I suppose what you mean is that containers aren't applicable in every instance that VMs are--like, say, providing VPS instances, where some of the instances might want to do funny fiddling things with their virtualized "hardware." This is true.
But for the situations where the applicability of VMs and containers intersect--using them to run Heroku-like isolated "app slugs", for example--then you can think of containers as lighter-weight VMs, and you won't really go wrong.
Now how do your users' service accounts share resources? Someone will need a web server running under one account and a job processor running under a different account (different accounts in order to allow for limited privileges). Are they restricted to communicating through named pipes (hope no one else binds the pipe)? What if they want to share some disk-based resources? Shove them all in a group and set someone's home directory to 770?
How do you handle it when one of your users needs a SQL server? Do they need to install this in their home directory, too? And lock down their install so that hopefully other users on the box can't call it?
What about port binding? Just luck of the draw, and everyone binds on what they want? Then they file a request for you to forward to the port they happened to grab? And they hope that they never lose the port due to a server reboot, or a service crash?
People could work in the environment you describe, but it would be miserable. And you (the server owner) would have to sink a massive amount of resources into maintenance. This isn't a shortcoming of the OS. It's a fundamental mismatch between the goal of sharing a server among many users and giving those users sufficient control to build what they need.
NixOS can handle situations like this. It enables per-user package management with deterministic, immutable installs. If multiple users install the same package, it only puts one copy on the system. Each user gets their own environment where they can customize the package without affecting the other users.
This sounds like a nice system. I'm just wondering how much of the core issue is really addressed.
ZFS also has real-time, block-level deduplication.

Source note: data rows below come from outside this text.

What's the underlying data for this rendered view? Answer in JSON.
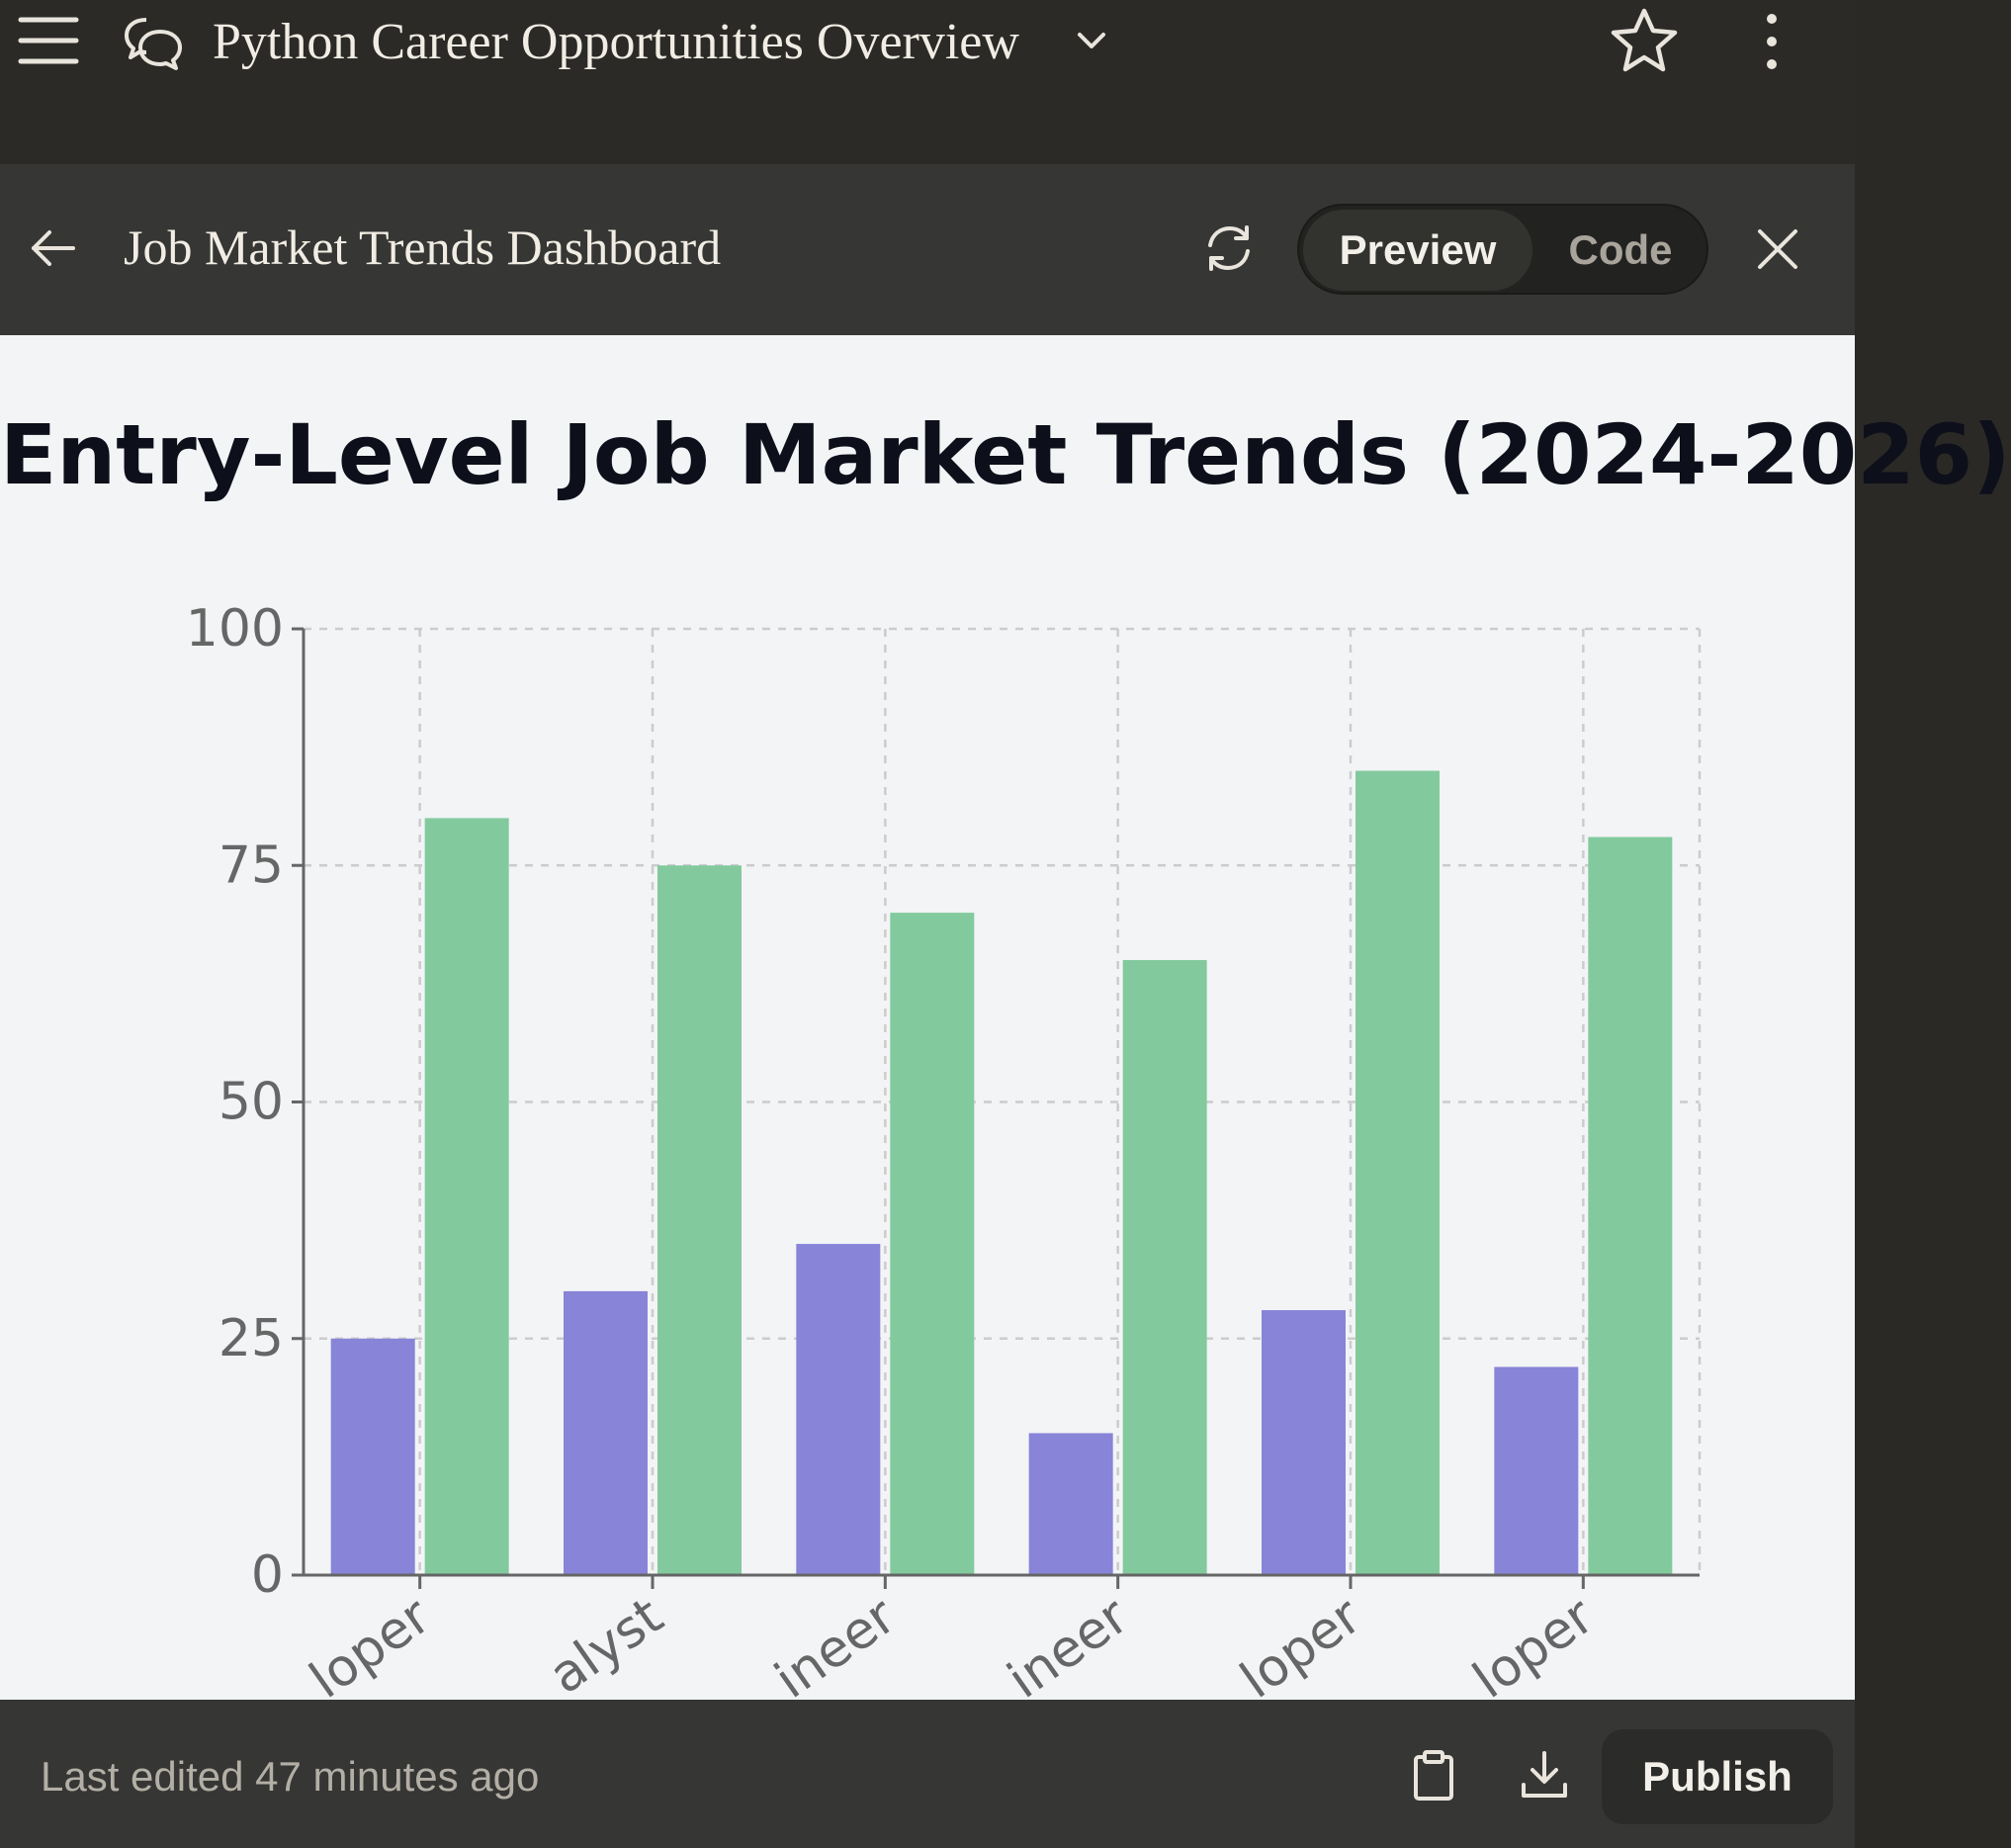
{
  "app": {
    "conversation_title": "Python Career Opportunities Overview",
    "icons": {
      "menu": "hamburger-menu-icon",
      "chat": "chat-bubbles-icon",
      "dropdown": "chevron-down-icon",
      "star": "star-icon",
      "more": "more-vertical-icon"
    }
  },
  "artifact": {
    "title": "Job Market Trends Dashboard",
    "tabs": {
      "preview": "Preview",
      "code": "Code"
    },
    "active_tab": "preview",
    "icons": {
      "back": "arrow-left-icon",
      "refresh": "refresh-icon",
      "close": "close-icon"
    }
  },
  "footer": {
    "last_edited": "Last edited 47 minutes ago",
    "publish_label": "Publish",
    "icons": {
      "copy": "clipboard-icon",
      "download": "download-icon"
    }
  },
  "chart_data": {
    "type": "bar",
    "title": "Entry-Level Job Market Trends (2024-2026)",
    "xlabel": "",
    "ylabel": "",
    "ylim": [
      0,
      100
    ],
    "yticks": [
      0,
      25,
      50,
      75,
      100
    ],
    "grid": true,
    "category_labels_visible": [
      "loper",
      "alyst",
      "ineer",
      "ineer",
      "loper",
      "loper"
    ],
    "series": [
      {
        "color": "#8884d8",
        "values": [
          25,
          30,
          35,
          15,
          28,
          22
        ]
      },
      {
        "color": "#82ca9d",
        "values": [
          80,
          75,
          70,
          65,
          85,
          78
        ]
      }
    ]
  }
}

This will dramatically cut down on the space usage when users install multiple different versions of the same package.
By combining all this, you can give every user their own nix store with its own set of packages and a quota as well as a minimum reservation of space. Deduplication will take care of all the wasted space from multiple users having the same/similar packages installed.
It would be trivial to do this with LXC too.
You can make process groups without making the container look like a VM ... BUT. That's hard and time consuming for little gain.
Closer to 6 decades, this is old hat for IBM mainframes.
For me the question is tho', why virtualize? And the answer I keep coming back to is that a) it is too hard to retrofit good manageability onto processes as the basic unit of applications and b) people are used to it, the idea of having 1 machine per app, when really it isn't cost effective to do that.
Desktop virtualization using the NX protocol and Linux containers is also really friendly. Our company uses old Pentium D boxes for desktops. The performance gain from using a thin client + lxc + lubuntu is insane! I can actually watch youtube videos and draw in OpenOffice Writer. (Also great for disaster recovery scenarios).
I use KVM/Qemu VMs at home and work(dev box), I have a dozen always running VMs. However, I started to read more and more about LXC containers, and still cannot grasp their importance... for example, I manage a few VPSs too, each has it's own purpose (web server, database), how could LXC help me?
Thank you in advance.
> to change the text of this page send 0.1 btc to 16JMNc3B5vCkuuPxNcNj388gmhP8UDKBuW
Well done, it didn't take more than 1 hour to someone find a loophole.